Abstract

Combination therapy has developed into a gold standard of CLL therapy. Chemoimmunotherapy combinations currently achieve the highest rates of complete remission (CR) and molecular responses. Various combinations have been tried to maximize outcome. Based on our previous results with fludarabine, cyclophosphamide, rituximab (FCR) and more recent reports of favorable results with FC + mitoxantrone (M), we have designed an FCM-R (plus pegfilgrastim) combination for pts with previously untreated and symptomatic CLL. All patients were younger than 70 years with b2M levels < 4 mg/L. Pts received F 25 mg/m2 i.v. d2–4, C 250 mg/m2 i.v. d2–4, M 6 mg/m2 i.v. d2, R 375 mg/m2 i.v. d1, and pegfilgrastim 6 mg s.c. d4. For courses 2–6, FCM started day 1 together with R 500 mg/m2, and pegfilgrastim on d3. Courses were repeated q4–6 wks. The primary objective was assessment of clinical responses (NCI-WG criteria) and flow cytometry (CD5/CD19) response rate at 3 and 6 months as well as toxicity. Thirty-one pts were enrolled of whom 30 were treated. The median age was 57 yrs (range 38–69). Fourteen pts (48%) were male. Four pts (14%) had Rai stage ≥ 3. Median b2M was 2.6 mg/L (1.4–4) and the median WBC 59.9 × 109/L (5.6–355). Two pts had 11q23 and 17p- abnormalities by cytogenetics/FISH. Unmutated IgVH occurred in 12/17 (71%) pts; ZAP-70 immunohistochemistry was positive in 11/19 (58%) pts. Twenty-nine pts were evaluable for response at 3 months and 30 at completion of therapy.

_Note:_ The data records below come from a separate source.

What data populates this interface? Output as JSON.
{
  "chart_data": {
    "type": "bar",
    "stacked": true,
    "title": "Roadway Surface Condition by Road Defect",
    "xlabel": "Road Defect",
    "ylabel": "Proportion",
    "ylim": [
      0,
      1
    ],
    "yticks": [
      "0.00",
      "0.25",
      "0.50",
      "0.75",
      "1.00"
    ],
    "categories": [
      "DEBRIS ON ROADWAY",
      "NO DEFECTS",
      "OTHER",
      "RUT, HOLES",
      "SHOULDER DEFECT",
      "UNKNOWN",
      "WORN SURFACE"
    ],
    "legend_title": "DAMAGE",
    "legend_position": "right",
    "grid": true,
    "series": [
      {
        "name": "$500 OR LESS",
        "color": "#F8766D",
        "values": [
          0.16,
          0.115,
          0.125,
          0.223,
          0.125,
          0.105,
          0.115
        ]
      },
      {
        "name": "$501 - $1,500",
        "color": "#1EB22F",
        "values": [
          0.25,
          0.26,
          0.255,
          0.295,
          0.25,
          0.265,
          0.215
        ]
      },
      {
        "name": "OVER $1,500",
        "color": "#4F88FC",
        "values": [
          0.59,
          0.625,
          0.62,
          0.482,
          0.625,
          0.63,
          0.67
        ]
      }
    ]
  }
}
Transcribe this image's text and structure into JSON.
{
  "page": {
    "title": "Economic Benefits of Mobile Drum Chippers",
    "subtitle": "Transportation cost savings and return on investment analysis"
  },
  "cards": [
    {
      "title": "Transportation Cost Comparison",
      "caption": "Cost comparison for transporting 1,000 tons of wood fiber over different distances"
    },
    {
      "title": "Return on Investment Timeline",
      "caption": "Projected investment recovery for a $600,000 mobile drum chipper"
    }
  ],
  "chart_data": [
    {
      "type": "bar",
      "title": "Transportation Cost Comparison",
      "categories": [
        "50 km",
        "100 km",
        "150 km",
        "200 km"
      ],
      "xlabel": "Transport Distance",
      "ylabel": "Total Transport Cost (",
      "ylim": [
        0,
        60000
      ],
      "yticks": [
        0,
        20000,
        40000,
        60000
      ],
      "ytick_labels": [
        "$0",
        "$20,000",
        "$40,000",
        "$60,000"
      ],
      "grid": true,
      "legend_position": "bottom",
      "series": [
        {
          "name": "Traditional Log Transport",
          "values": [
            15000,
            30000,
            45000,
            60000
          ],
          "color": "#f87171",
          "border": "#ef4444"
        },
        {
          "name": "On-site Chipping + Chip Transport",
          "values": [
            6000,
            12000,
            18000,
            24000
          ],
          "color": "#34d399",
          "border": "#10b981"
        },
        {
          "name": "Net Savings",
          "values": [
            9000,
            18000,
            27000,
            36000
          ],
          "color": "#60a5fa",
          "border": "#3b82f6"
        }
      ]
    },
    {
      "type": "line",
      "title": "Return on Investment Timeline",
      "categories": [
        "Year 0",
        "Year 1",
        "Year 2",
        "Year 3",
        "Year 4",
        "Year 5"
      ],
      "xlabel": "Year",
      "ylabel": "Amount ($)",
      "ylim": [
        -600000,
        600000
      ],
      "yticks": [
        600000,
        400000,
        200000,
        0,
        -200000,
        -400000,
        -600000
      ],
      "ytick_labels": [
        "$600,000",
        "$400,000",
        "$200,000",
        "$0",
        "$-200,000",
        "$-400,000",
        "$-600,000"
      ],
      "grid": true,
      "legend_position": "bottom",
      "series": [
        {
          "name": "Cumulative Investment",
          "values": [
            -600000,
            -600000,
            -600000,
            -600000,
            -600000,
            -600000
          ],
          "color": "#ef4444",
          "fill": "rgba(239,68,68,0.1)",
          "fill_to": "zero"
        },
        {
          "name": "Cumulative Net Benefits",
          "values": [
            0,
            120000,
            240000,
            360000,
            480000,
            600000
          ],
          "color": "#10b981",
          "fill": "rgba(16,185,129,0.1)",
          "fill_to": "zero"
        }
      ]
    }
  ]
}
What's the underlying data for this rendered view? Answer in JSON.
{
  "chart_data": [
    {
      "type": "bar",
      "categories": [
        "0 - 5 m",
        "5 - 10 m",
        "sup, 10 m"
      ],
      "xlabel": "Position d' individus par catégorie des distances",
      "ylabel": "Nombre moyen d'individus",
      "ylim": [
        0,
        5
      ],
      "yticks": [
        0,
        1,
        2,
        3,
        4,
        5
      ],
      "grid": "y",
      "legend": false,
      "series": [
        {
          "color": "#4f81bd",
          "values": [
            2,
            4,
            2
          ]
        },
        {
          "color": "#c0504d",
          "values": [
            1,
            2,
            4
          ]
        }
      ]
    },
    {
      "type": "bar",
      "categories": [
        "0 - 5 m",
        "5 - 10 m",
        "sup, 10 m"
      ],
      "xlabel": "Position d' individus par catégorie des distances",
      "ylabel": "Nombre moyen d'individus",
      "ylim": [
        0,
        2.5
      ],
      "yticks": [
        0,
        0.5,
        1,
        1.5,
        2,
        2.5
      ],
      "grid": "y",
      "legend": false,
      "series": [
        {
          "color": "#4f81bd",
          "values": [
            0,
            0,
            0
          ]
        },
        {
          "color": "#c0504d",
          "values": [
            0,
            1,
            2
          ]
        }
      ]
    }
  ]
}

Twenty-eight pts (97%) responded at 3 mos (41% CR, 17% nPR, 39% PR); 10 pts (34%) had <1% CD5/CD19+ cells in the marrow. Response rates at completion of therapy: 77% CR, 10% nPR, 10% PR for an OR rate of 97%. Seventeen pts (57%) had < 1% CD5/CD19+ cells in the marrow at the end of therapy. Grade >/= 3 neutropenia occurred in 19 (63)% of the pts, thrombocytopenia in 2 (7%). Infectious episodes were seen in 13 pts (45%). Seven (23%) did not complete 6 courses because of ongoing cytopenias. In conclusion, FCM-R has a high CR rate in symptomatic frontline patients with CLL. Time-to-event parameters and a comparison with FCR will be presented.